Michael Rushford of the tough-on-crime Criminal Justice Legal Foundation wondered if the problem was the mask, or if Smith held his breath, which would prolong the procedure.
CJLF has been advocating for nitrogen-gas execution for years because it’s painless, it doesn’t require needles, and it doesn’t require medical personnel, who can be threatened with losing their licenses. And nitrogen gas is readily available. (“You can get it at Home Depot,” Rushford marveled.)
Death penalty opponents successfully pressured pharmaceutical companies to stop manufacturing lethal injection drugs as an indirect means of preventing authorities from carrying out duly-enacted laws and protocols approved by the courts. They couldn’t change the law — the Supreme Court upheld the constitutionality of lethal injection under a three-drug protocol — but they could intimidate involved parties.
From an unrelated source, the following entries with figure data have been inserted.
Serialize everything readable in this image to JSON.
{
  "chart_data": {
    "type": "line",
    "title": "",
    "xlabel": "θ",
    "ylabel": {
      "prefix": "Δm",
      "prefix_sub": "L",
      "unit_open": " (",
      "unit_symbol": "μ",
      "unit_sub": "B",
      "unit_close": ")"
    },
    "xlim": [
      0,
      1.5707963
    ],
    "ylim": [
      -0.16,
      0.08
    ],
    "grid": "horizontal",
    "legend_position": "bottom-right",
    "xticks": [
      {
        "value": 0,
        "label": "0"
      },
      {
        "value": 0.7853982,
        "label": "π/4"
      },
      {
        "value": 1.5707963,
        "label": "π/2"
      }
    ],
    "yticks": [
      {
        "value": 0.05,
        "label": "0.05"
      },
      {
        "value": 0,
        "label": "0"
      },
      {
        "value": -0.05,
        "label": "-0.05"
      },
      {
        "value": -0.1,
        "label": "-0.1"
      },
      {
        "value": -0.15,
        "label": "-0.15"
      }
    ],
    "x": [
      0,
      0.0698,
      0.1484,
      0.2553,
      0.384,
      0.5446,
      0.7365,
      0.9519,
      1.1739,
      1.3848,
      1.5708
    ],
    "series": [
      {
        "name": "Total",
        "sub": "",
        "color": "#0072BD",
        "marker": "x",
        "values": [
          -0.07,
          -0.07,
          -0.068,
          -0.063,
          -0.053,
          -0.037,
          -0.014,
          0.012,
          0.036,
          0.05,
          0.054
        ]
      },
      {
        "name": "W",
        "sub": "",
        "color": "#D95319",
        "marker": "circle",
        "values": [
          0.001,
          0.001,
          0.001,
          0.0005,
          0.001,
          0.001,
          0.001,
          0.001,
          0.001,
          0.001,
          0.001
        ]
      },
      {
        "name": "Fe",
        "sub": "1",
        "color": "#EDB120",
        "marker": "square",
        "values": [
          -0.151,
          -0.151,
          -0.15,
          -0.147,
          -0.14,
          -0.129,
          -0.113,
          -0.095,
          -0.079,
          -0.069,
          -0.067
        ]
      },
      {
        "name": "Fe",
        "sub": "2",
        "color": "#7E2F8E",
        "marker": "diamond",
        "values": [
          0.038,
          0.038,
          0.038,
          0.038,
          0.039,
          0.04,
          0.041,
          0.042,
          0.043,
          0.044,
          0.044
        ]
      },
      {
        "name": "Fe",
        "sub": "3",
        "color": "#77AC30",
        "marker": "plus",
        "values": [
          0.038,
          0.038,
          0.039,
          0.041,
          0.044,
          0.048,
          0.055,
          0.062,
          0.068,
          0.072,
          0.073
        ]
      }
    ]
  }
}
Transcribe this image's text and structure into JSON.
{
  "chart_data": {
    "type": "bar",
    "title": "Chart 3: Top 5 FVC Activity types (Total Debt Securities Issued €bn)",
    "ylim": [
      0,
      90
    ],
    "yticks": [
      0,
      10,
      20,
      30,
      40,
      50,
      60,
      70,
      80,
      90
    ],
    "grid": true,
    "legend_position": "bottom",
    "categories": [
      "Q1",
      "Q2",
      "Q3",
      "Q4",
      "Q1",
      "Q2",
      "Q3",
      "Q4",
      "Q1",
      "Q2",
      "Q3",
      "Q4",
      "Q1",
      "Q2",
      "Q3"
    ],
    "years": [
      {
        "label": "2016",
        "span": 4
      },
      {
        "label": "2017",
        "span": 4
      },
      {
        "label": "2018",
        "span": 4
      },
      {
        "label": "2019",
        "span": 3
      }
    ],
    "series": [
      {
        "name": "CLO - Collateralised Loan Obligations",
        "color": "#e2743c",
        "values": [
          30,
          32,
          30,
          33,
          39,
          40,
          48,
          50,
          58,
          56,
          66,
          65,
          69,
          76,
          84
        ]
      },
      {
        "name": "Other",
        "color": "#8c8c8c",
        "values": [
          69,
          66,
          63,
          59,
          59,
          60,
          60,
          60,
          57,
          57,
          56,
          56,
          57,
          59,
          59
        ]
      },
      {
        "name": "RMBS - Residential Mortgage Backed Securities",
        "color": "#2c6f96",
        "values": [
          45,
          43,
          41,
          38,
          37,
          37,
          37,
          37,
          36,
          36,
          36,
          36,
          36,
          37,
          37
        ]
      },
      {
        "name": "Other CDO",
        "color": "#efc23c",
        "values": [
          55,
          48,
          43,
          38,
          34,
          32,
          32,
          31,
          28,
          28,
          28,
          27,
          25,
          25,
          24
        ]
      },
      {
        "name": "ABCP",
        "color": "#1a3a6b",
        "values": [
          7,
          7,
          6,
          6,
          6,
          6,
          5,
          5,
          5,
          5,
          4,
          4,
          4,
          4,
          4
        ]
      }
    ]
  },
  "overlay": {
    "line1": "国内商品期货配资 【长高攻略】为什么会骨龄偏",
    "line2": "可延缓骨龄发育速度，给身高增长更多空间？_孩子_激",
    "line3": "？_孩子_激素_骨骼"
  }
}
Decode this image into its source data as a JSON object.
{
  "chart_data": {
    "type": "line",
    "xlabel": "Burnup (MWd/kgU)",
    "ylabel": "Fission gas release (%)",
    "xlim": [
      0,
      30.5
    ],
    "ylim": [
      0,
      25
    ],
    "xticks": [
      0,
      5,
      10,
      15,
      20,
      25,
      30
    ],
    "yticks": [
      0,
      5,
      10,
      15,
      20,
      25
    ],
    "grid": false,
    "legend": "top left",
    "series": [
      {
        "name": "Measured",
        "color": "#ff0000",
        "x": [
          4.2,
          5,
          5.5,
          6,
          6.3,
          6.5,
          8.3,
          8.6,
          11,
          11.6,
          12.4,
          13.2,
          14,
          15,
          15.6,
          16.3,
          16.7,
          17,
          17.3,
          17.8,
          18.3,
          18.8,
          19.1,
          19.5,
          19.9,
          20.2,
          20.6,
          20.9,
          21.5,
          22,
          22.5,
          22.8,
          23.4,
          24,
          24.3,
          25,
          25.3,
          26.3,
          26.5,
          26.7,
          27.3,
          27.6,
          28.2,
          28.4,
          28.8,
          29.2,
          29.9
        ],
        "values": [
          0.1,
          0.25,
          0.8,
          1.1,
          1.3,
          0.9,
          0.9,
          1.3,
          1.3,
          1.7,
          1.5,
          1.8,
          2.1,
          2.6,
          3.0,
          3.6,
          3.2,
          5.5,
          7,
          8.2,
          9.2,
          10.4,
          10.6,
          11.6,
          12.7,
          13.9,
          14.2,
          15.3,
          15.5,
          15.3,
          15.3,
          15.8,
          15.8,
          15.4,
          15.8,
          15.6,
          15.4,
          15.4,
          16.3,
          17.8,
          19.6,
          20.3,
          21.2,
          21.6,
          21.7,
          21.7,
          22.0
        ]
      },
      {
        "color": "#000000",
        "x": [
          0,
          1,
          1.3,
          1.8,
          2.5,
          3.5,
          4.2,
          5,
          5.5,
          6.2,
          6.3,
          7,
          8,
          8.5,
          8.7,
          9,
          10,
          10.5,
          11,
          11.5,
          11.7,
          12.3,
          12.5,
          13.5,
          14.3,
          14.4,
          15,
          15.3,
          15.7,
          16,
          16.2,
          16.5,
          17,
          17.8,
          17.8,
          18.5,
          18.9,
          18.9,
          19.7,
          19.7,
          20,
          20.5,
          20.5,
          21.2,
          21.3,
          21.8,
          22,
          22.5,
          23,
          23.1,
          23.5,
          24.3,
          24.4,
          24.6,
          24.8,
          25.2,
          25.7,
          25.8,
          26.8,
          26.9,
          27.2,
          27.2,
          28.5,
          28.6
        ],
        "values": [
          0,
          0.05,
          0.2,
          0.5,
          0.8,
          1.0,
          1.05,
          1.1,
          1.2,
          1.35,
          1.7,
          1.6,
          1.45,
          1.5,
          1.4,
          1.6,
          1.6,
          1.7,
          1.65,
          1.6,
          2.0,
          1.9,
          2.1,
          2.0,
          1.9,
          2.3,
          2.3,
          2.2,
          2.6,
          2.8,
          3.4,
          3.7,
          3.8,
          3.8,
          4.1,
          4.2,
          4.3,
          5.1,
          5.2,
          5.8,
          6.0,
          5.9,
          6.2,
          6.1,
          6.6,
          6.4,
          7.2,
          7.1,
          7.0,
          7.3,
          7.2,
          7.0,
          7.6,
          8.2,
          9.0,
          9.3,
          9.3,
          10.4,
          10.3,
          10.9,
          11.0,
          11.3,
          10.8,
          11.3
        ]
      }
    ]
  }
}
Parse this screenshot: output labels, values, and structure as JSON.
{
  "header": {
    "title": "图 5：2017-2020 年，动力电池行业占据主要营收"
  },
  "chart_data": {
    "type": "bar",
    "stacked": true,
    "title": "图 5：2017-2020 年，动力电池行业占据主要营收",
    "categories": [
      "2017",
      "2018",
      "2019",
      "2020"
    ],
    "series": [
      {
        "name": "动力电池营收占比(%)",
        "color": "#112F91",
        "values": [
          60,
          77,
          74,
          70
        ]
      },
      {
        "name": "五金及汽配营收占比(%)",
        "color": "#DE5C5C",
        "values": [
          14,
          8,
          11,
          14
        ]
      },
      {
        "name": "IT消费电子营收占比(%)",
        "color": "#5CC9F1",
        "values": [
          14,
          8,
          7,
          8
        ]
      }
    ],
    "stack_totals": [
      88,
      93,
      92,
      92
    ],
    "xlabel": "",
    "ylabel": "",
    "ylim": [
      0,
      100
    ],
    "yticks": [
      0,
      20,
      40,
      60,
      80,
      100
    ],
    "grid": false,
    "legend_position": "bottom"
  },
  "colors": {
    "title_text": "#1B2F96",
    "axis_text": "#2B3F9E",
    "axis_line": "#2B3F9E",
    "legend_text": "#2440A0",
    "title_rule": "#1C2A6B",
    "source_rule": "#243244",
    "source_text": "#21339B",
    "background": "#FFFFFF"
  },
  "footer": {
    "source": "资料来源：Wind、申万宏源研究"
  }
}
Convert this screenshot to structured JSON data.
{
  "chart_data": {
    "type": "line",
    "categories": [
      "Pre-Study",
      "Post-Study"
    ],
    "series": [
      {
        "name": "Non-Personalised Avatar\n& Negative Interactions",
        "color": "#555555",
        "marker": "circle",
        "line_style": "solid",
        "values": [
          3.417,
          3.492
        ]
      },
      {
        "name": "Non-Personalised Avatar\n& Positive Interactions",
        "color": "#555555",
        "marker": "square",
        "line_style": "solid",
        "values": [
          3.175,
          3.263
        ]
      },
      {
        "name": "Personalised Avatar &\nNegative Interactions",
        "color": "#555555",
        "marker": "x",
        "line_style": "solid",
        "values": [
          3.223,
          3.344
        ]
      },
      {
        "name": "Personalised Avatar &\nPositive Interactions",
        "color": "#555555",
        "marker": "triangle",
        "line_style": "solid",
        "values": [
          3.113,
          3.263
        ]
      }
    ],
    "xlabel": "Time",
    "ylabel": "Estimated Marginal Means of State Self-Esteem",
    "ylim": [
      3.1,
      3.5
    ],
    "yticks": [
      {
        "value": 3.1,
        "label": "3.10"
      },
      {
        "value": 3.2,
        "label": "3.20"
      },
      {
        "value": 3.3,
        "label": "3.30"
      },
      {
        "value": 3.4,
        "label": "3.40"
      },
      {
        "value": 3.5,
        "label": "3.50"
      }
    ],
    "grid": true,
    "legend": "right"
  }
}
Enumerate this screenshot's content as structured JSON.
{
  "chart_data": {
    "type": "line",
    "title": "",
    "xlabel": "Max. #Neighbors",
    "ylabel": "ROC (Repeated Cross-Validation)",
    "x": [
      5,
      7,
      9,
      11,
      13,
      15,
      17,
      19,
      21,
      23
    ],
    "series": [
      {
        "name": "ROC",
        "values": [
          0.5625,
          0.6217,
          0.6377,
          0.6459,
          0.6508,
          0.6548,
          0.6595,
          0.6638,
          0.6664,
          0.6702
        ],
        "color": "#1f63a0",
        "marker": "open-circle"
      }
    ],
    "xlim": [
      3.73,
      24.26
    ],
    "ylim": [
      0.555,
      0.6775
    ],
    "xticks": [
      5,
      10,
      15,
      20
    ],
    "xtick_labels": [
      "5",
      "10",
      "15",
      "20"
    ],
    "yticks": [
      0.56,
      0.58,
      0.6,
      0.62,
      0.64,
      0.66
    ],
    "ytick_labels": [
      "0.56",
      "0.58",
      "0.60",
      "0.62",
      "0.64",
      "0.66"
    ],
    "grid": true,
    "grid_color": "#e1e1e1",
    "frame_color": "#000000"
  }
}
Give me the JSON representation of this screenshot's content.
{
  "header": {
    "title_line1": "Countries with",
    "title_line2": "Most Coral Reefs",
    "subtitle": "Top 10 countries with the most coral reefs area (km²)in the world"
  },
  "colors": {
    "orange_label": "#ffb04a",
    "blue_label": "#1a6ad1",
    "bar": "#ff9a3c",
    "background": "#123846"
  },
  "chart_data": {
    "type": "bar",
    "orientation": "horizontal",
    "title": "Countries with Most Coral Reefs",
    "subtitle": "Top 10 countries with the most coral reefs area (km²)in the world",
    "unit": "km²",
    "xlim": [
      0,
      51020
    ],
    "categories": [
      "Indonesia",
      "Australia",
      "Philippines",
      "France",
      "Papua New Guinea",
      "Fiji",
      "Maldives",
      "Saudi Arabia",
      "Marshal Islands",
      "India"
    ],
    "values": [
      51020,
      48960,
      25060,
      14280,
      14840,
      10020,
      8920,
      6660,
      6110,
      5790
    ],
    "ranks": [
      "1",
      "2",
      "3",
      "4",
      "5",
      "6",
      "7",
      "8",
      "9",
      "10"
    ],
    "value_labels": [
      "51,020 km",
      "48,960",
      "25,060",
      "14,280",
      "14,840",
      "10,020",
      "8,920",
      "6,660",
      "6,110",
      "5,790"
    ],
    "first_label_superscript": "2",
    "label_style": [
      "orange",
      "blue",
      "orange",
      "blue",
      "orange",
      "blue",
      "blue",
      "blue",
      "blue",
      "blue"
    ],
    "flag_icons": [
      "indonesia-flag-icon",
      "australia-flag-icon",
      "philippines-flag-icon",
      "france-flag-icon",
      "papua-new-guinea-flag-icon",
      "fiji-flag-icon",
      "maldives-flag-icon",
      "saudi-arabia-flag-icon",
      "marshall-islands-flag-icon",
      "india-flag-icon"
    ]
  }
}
Lethal injection was adopted as a means to prevent unnecessary pain — and mostly it worked that way.
In 2001, I witnessed the lethal injection of Robert Lee Massie on San Quentin’s Death Row. Massie killed a 48-year-old woman in 1965 and was sentenced to death. He was paroled in 1978, after the U.S. Supreme Court overturned death penalty laws. The following year Massie killed a 68-year-old man during a robbery.
If anything, it was a low-drama event, as Massie had stopped his lawyers from contesting his execution. I did not see evidence of pain.
One last thing: Smith repeatedly filed appeals demanding nitrogen gas in lieu of lethal injection. In denying that legal maneuver, U.S. District Judge R. Austin Huffaker Jr. observed, “It is not lost on the court that Smith vehemently argued for execution by nitrogen hypoxia in his previous litigation only several months ago when he was scheduled for execution by lethal injection.” But really, hypocrisy was the least of Smith’s sins.